The Perseids peak every August as the Earth passes through a stream of dust and debris left by Swift-Tuttle, a comet that orbits the sun once every 133 years. When that debris enters our atmosphere each summer, it burns and creates meteors, otherwise known as shooting stars. This year there’s expected to be an influx of meteors due to an unusual “outburst” that only happens about once every decade. 

“If you pass through an area of that stream that is more densely populated with that material, then that’s called an outburst,” York University astronomy and physics professor Paul Delaney told CTV News. That means you could see 150 to 200 meteors per hour during this year’s peak, compared to the usual 100 per hour.

“The rates could be up to … a couple every minute, maybe even three a minute if you’re camping or at the cottage, away from city lights. Dark skies are key to seeing lots of meteors,” Peter Brown, a professor with the Meteor Physics Group at Western University, told CBC News

But it’s also important to know when to look up, and this year, that’s between midnight and sunrise on August 12th. Although it’s technically a few hours after the meteor shower’s official peak, Brown told reporters that “it’s far more important to be out when the moon is down in terms of the numbers you’ll see than whether you’re within an hour or two or four hours of the peak.”
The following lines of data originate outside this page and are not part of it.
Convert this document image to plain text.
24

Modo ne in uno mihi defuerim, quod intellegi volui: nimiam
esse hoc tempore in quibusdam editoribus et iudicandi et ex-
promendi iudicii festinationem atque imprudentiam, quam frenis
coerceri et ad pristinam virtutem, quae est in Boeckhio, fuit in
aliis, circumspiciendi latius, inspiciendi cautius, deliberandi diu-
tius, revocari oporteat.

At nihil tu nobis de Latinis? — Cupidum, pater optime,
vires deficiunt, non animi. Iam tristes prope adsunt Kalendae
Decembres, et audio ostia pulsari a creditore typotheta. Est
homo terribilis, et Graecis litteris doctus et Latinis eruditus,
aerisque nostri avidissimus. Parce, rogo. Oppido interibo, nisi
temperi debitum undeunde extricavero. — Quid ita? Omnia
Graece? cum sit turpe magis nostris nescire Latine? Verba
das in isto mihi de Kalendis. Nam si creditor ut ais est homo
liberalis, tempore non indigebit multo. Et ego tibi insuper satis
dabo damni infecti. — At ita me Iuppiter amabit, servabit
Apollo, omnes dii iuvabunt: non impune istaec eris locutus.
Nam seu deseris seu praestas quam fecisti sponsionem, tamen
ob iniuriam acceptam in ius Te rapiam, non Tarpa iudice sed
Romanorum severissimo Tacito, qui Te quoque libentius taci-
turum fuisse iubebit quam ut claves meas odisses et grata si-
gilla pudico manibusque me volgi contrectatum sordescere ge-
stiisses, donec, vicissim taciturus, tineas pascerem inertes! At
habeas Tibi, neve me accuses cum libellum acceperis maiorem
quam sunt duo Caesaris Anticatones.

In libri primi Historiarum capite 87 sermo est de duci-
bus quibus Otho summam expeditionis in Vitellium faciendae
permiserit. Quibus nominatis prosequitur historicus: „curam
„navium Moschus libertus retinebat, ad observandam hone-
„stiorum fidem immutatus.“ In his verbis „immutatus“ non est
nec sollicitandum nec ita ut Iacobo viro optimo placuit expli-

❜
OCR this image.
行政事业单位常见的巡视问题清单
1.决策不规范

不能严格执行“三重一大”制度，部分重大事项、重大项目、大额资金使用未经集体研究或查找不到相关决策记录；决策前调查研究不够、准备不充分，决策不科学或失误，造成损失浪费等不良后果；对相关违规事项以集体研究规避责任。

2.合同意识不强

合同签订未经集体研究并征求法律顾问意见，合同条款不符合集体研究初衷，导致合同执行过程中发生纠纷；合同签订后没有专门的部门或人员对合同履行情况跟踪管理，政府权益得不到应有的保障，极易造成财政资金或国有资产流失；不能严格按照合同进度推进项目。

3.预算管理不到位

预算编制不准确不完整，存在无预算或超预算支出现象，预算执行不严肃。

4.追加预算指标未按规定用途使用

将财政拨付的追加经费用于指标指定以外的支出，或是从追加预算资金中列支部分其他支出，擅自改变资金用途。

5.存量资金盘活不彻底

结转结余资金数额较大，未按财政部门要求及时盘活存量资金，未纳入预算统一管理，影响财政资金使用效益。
If you’re not much of a nighthawk, or even an early riser, there are other chances to catch the show, too. Brown says you may be able to see meteors as early as 10 p.m. That’s when they’re entering the atmosphere at a shallow angle, which marks the shower’s official peak.

“They may last multiple seconds. And you’ll see them scoot over a good portion of the sky,” he says. Just make sure you give it some time. It can take up to 20 minutes for your eyes to adjust to darkness, and the meteors tend to come in spurts, so keep your eyes on the sky, and (as always) put your smartphone away.